La Numancia de Cervantes (1547-1616), pièce écrite après son retour de quatre ans de captivité à Alger, au début des années 1580, était le récit tragique de l'anéantissement des Celtibères de Numance, en Espagne, par l'armée de Scipion Émilien vers 134 avant notre ère. La tragédie opposait deux mondes, celui des Celtibères et celui des Romains. L'identification moderne des protagonistes détermine le sens donné à la notion d'empire, en Espagne à l'époque moderne. Contrairement à certaines interprétations déjà anciennes, Cervantes n'identifiait pas la mission historique, politique et morale de Rome avec celle du monde ibérique du XVIe siècle. Il soulignait, au contraire, la dichotomie existant entre les deux empires, le romain et l'espagnol. La tragédie de Cervantes se veut une œuvre morale qui condamne l'« impérialisme » de Scipion, voulant rénover l'idée impériale en renforçant cet idéal dans l'armée pour rendre plus efficace son rôle d'oppresseur, et justifier la guerre par la guerre par la raison du plus fort. Les Numantins apparaissent comme des sujets qui se sont soulevés contre l'injustice et la cruauté des Romains à leur égard. La portée de l'œuvre vise plus loin que la simple anecdote, et définit l'idée d'empire en Espagne au XVIe siècle, en opposition à celle de Rome.
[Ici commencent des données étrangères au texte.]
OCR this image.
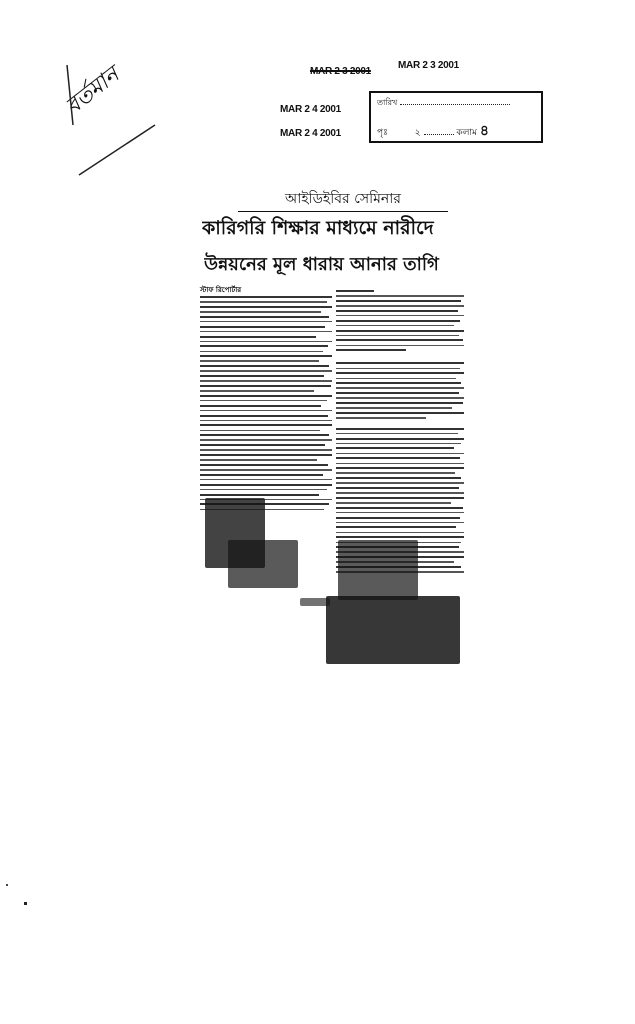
বর্তমান	MAR 2 3 2001
MAR 2 3 2001
MAR 2 4 2001
MAR 2 4 2001
তারিখ
পৃঃ	২	কলাম ৪
আইডিইবির সেমিনার
কারিগরি শিক্ষার মাধ্যমে নারীদে
উন্নয়নের মূল ধারায় আনার তাগি
স্টাফ রিপোর্টার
Pour Cervantes, l'empire espagnol est une entité morale, qui ne relève pas de l'impérialisme romain. Le général est un froid stratège, prêt à anéantir hommes, femmes et enfants, tandis que Numance est présentée comme une ville fière, consciente de son sort, et prête à le subir dans la dignité. Cervantes termine ainsi la première journée de Numance par l'annonce de sa fin tragique, mais porteuse d'espérance, car le sort cruel que lui a indirectement infligé à Rome a de quoi nourrir la rancœur de Numance et préparer sa vengeance. Contrairement aux interprétations communes de La Numancia, la rénovation de l'idée d'« empire » romain, symboliquement signifiée par la recomposition de son armée devant Numance, correspondait à une vision opposée à l'idée d'empire en Espagne au XVIe siècle (Sylvène Édouard, L'empire imaginaire de Philippe II: pouvoir des images et discours du pouvoir sous les Habsbourg d'Espagne au XVIe siècle, 2005 - books.google.fr).

 

La conquête du Portugal par Philippe II remet en question la conception de Cervantès.

 

Marginalement, "cage d’or" entre en assonance avec Açores.



[1] Félix Gaffiot, « Dictionnaire abrégé Latin-Français », Hachette, 1936

[2] Fernand Braudel, « La Méditerranée », tome I, Armand Colin, 1966, p. 463.